Neisseria meningitidis (Nm) is an opportunistic pathogen that asymptomatically colonises the human upper respiratory tract (nasopharynx) in a state known as carriage. Antigenic or phase variation (PV) of outer membrane proteins (OMP) contributes to adaptability of Nm during carriage. PV of five Nm OMPs was investigated in multiple isolates from 21 carriers persistently colonised with a single strain. PV of these genes was mediated by simple sequence repeats (SSRs). Changes in SSRs were detected using GeneScan assays and correlated with expression states by Western blotting. Mutations in SSR loci occurred at a rate of 0.07 mutations/gene/month. These mutations caused reductions in gene expression of fetA and combinations of OMPs during persistent carriage. Levels of anti-FetA IgG-antibodies were measured in the sera of the 21 carriers using multiplex immunoassays containing four allelic-variant FetA proteins coupled to fluorescent microspheres. High levels of FetA-antibodies were detected in multiple carrier sera with some allele-specific reactivity. Evidence was found for reductions in FetA expression to be associated with escape of anti-FetA IgG antibodies. The fetA gene exhibited a high in vitro PV frequency of 3.9 X 10-3 for switching from an 8C to 9C tract.
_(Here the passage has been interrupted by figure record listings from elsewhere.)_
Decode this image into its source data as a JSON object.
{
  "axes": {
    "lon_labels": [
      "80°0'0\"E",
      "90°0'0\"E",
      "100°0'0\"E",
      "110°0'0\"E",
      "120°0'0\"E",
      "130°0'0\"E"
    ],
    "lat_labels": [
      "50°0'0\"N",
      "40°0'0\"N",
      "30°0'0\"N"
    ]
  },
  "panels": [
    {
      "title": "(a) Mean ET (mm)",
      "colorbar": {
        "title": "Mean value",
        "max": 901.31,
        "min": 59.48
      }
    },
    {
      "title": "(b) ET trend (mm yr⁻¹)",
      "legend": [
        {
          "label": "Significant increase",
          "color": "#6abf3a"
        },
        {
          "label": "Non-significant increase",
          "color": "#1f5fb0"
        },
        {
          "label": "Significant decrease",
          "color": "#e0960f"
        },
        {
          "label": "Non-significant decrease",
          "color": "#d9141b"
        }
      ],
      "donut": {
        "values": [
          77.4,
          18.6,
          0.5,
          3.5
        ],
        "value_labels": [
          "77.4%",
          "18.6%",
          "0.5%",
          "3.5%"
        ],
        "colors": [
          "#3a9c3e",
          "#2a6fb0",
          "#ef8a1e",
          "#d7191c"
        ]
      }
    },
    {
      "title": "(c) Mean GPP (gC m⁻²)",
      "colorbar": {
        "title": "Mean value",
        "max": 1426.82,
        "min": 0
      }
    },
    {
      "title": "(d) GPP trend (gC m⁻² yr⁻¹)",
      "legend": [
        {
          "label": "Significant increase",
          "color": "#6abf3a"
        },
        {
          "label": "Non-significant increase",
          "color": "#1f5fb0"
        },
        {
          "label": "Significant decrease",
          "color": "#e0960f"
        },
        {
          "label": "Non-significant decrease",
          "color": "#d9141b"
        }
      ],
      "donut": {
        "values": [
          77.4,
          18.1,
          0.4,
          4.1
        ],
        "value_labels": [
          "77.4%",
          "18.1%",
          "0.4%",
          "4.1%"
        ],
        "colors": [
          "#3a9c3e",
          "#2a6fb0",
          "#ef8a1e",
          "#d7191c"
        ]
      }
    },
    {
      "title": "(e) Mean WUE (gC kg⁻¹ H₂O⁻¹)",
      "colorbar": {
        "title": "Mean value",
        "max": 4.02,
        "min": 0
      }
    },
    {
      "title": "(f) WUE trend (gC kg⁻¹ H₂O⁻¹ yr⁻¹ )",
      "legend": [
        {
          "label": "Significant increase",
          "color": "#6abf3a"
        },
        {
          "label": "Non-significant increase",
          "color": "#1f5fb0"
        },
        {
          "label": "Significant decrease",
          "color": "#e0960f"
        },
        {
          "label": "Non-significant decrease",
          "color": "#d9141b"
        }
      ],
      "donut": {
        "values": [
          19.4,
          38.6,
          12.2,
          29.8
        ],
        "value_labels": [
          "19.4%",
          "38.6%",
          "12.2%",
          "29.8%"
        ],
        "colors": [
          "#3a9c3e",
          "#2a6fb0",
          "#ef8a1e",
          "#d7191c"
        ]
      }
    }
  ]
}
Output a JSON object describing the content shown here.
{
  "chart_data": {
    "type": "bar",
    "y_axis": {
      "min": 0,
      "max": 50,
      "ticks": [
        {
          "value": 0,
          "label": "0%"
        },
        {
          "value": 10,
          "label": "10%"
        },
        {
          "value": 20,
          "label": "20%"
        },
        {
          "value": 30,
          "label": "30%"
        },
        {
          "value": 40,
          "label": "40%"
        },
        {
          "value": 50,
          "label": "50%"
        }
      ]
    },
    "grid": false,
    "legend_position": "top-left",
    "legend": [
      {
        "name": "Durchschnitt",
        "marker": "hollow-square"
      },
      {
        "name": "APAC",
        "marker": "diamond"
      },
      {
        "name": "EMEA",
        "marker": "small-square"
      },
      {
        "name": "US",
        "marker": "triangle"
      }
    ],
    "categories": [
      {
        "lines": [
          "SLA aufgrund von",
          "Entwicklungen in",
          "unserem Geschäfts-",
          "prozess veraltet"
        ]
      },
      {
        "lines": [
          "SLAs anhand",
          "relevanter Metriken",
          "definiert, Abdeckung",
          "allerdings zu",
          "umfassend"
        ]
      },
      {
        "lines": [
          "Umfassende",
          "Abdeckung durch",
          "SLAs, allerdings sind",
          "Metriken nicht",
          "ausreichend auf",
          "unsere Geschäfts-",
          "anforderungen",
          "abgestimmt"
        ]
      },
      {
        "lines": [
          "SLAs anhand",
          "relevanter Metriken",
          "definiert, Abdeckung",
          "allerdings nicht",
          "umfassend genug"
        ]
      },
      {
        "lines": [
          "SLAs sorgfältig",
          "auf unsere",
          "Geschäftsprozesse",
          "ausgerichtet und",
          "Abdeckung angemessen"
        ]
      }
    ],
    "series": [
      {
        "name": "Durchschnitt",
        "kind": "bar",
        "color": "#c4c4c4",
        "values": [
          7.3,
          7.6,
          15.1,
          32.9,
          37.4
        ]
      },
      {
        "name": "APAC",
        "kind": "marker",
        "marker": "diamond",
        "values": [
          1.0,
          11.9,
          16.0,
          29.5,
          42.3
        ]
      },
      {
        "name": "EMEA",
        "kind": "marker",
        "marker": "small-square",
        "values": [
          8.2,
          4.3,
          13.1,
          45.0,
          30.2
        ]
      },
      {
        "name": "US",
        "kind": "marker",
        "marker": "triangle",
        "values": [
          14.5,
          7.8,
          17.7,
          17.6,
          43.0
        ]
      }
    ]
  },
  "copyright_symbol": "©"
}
In addition to PV-mediated expression and fur regulation, a putative binding site for a second regulator of fetA gene expression was detected 451 bp upstream of the fetA core promoter. Utilisation of ferric-enterobactin via FetA was limited to serogroup B strains as neither serogroup Y nor E strains exhibited an ability to utilise ferric-enterobactin as the sole iron source. Utilisation of siderophores-produced by four other bacterial species was not detected. In summary, this study shows that PV-mediated reductions in gene expression occur during long-term meningococcal carriage. These reductions in gene expression are posited to be driven by an active immune response and thus PV mediates immune escape of Nm in vivo.